- Coat of arms
- Location of Apelern within Schaumburg district
- Location of Apelern
- Apelern Apelern
- Coordinates: 52°17′25″N 09°20′14″E﻿ / ﻿52.29028°N 9.33722°E
- Country: Germany
- State: Lower Saxony
- District: Schaumburg
- Municipal assoc.: Rodenberg
- Subdivisions: 6

Government
- • Mayor: A. Kölle (SPD)

Area
- • Total: 24.6 km^{2} (9.5 sq mi)
- Elevation: 81 m (266 ft)

Population (2024-12-31)
- • Total: 2,411
- • Density: 98.0/km^{2} (254/sq mi)
- Time zone: UTC+01:00 (CET)
- • Summer (DST): UTC+02:00 (CEST)
- Postal codes: 31552
- Dialling codes: 05043
- Vehicle registration: SHG

= Apelern =

Apelern is a municipality in the Samtgemeinde of Rodenberg in the district of Schaumburg, in Lower Saxony, Germany. It lies in the Deister-Süntel valley and is situated close to the A2 Autobahn at Lauenau and south of Rodenberg, between the Deister, Süntel and Bückeberg ridges. The Riesbach stream flows through the village and into the Rodenberger Aue (stream).

As well as the village of Apelern itself, the community of Apelern includes the villages of Gross Hegesdorf, Kleinhegesdorf, Lyhren, Reinsdorf and Soldorf.

The existence of Apelern is documented as far back as 1162 when the church was built. The name means roughly "at the apple trees", and there are apple trees in the park of the Münchhausen estate to this day. In Saxon times (c. 8th and 9th centuries) Apelern had a place of worship (the seat of an archdeaconry) and a court of justice. At the end of the 12th century, the church was the main church of the Buckigau.

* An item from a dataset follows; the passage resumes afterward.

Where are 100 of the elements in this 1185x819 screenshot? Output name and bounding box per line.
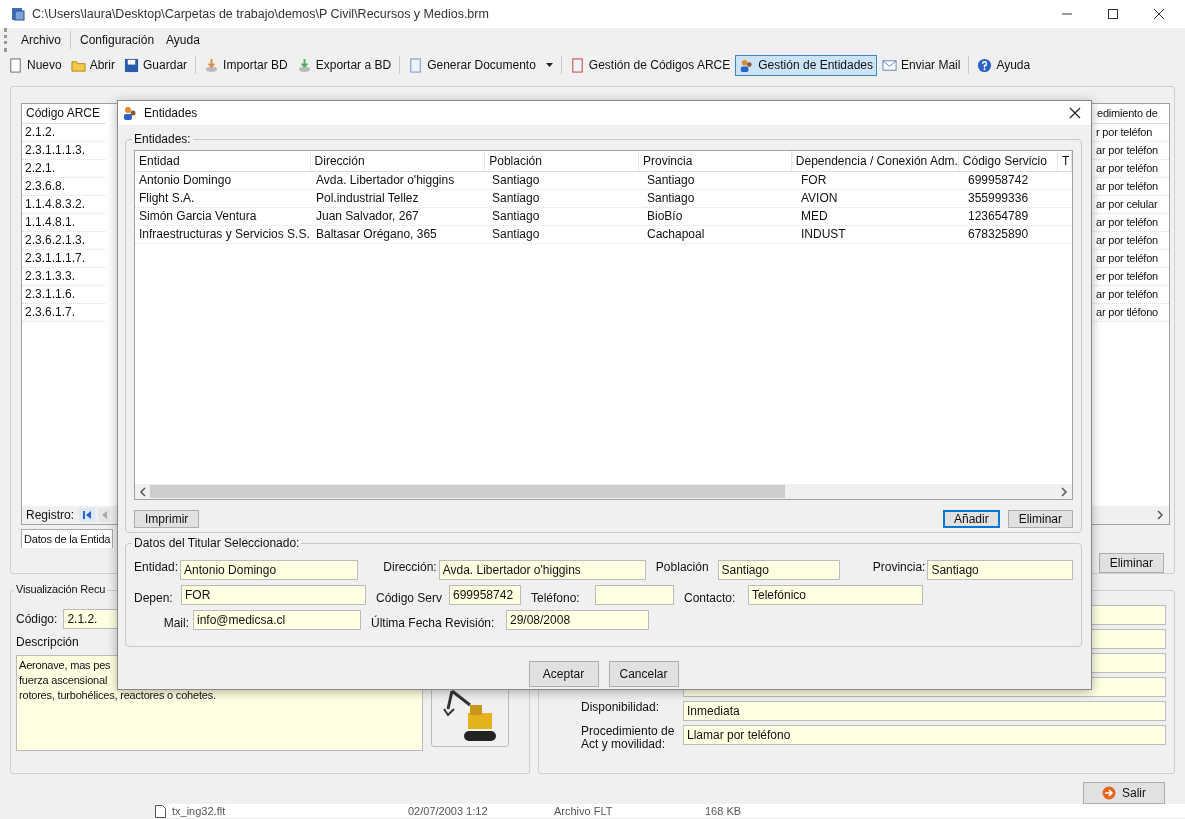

In common with many villages in Germany and elsewhere, its history is closely connected with that of the local nobility. For the last 300 to 400 years the noble families of Münchhausen and Hammerstein have stamped their mark on the village.

Buildings worth visiting in the village are

- The double-aisle church, which was built in around 1162
- Schloss Münchhausen (1561), the writer and poet Börries von Münchhausen lived here.